Many locals’ holiday traditions influenced by background
Published 6:00 am Sunday, December 31, 2006
What do a sheep’s stomach, a coin, tortellini and a dark-haired stranger have in common? They are all part of New Year’s traditions.
With the many different ethnic backgrounds that make up Natchez, different families have different ways of celebrating New Year’s Eve and Day.
Jeanie Monroe Attenhoffer celebrates New Year’s in a traditional Scottish manner with her husband, Ken, and friends Bobby and Polly Scott.
The Scottish tradition of New Year’s is called Hogmanay.
Each year the Scotts, Attenhoffers and other members of the Scottish Heritage Society in Natchez meet at a member’s home and usher in the new year with the traditional Scottish meal of Haggis, a boiled sheep’s stomach stuffed with ground mutton.
“At the party there is a procession where a person presents the Haggis and a bagpiper comes through the door,” Polly said.
Jeanie said the group also practices the tradition of the “first footer.”
At midnight, the front door of the house is opened and whomever crosses the threshold first brings luck with them.
Candace Bundgard, Scottish heritage member and hostess, said it is preferred if the first footer is a dark-haired person.
Bundgard said the tradition dates back to when Vikings, who were typically blonde, raided Scotland.
“It was considered bad luck for a person with blonde or fair hair to come into the house,” Bundgard said.
“So if a person with dark hair came in it meant (they) weren’t a Viking.”
Once the gentleman with dark hair crosses the threshold at midnight, Attenhoffer said the group will toast the host and hostess of the party with a “wee dram” or small drink of scotch.

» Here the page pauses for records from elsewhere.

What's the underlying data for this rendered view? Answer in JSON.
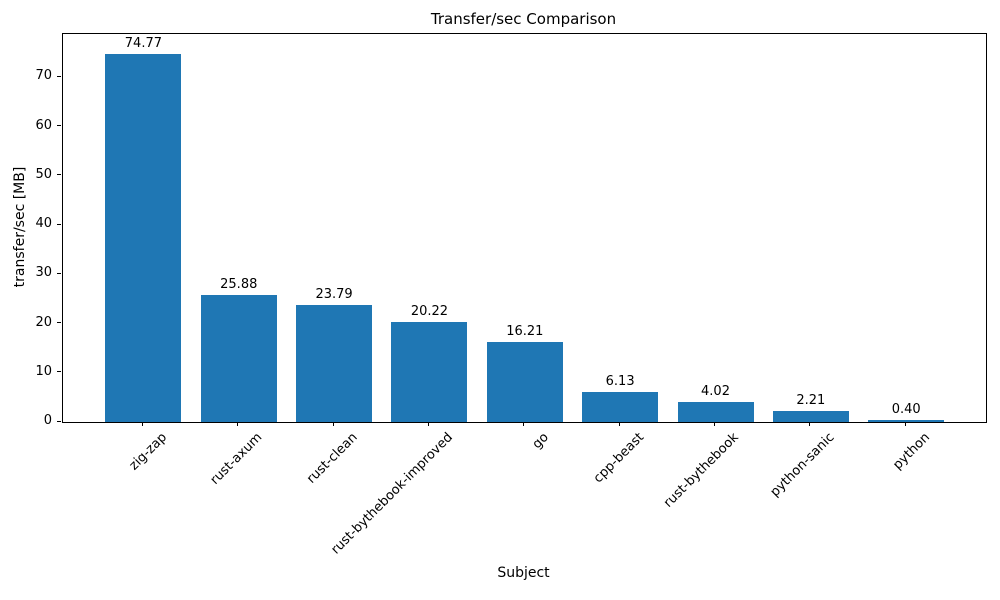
{
  "figure": {
    "background": "#ffffff"
  },
  "chart_data": {
    "type": "bar",
    "title": "Transfer/sec Comparison",
    "xlabel": "Subject",
    "ylabel": "transfer/sec [MB]",
    "categories": [
      "zig-zap",
      "rust-axum",
      "rust-clean",
      "rust-bythebook-improved",
      "go",
      "cpp-beast",
      "rust-bythebook",
      "python-sanic",
      "python"
    ],
    "values": [
      74.77,
      25.88,
      23.79,
      20.22,
      16.21,
      6.13,
      4.02,
      2.21,
      0.4
    ],
    "value_labels": [
      "74.77",
      "25.88",
      "23.79",
      "20.22",
      "16.21",
      "6.13",
      "4.02",
      "2.21",
      "0.40"
    ],
    "bar_color": "#1f77b4",
    "axis_color": "#000000",
    "text_color": "#000000",
    "yticks": [
      0,
      10,
      20,
      30,
      40,
      50,
      60,
      70
    ],
    "ylim": [
      0,
      78.8
    ],
    "grid": false,
    "legend_position": "none",
    "x_tick_rotation_deg": 45
  }
}
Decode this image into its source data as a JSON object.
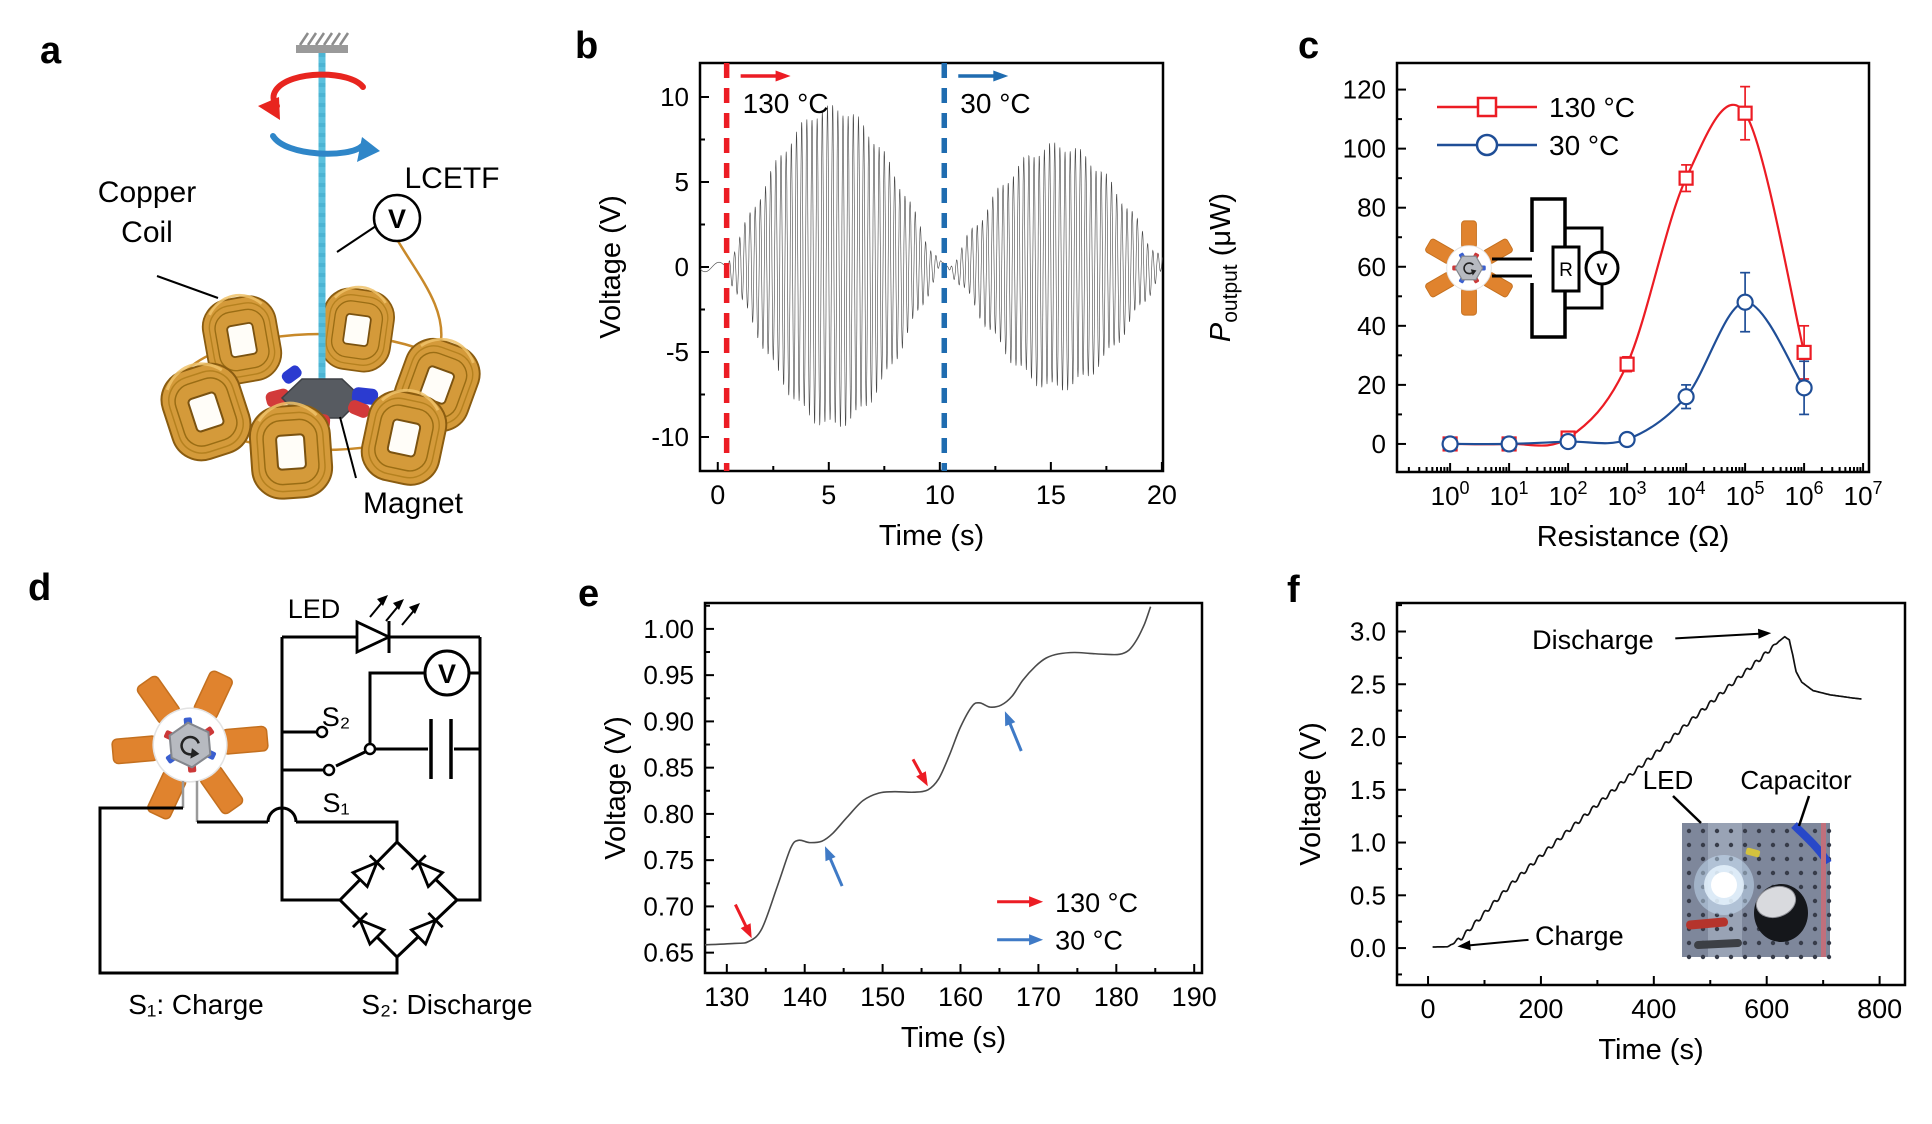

“(It’s) lots of fun and lots of laughs and a good get-together with good friends,” Attenhoffer said.
Modie Mascagni said the men in his family are bringing back an Italian tradition on New Year’s Day this year.
Mascagni said when he and his brother, Michael, were young, his father, uncles and other male Italian-American friends would travel, on foot, to other Italian-American houses and bang on their door shouting “Snoggum Boggum Bomb.”
When the door was answered, Mascagni said the men would enter and share a drink of whiskey, while the male children would receive gifts of fruit and money.
“My brother and I would look forward to New Year’s more than Christmas because we would (sometimes) come home with $20,” Mascagni said. “That was a lot of money for a nine- or ten-year-old.”
Also served at the parties, Mascagni said, was a dish called “too too loin,” a tortellini pasta shell stuffed with cheese, spinach and pork and served with a tomato and chicken broth-based sauce.
Mascagni said his family stopped the tradition when he left Natchez in 1993, but now that he is back he is starting it again.
“It starts the New Year out right,” Mascagni said.
As a child, the New Year’s tradition for Peter Hamezopoulos was a piece of cake.
Hamezopoulos, owner of the Center City Bistro, grew up in Olympia, Greece.
Hamezopoulos said every New Year’s, his family would serve a sweet cake called Vasilopita. Inside the cake was a small coin.
“When the family got the cake, whoever got the coin was the lucky one,” Hamezopoulos said.
Hamezopoulos said he got the coin one time as a child.
Other New Year’s Eve traditions include eating a southern dish called Hoppin’ John — black-eyed peas made with ham hocks — for good luck, watching the ball drop in Times Square and watching the Rose Bowl and the Tournament of Roses parade, which both take place in Pasadena, Calif.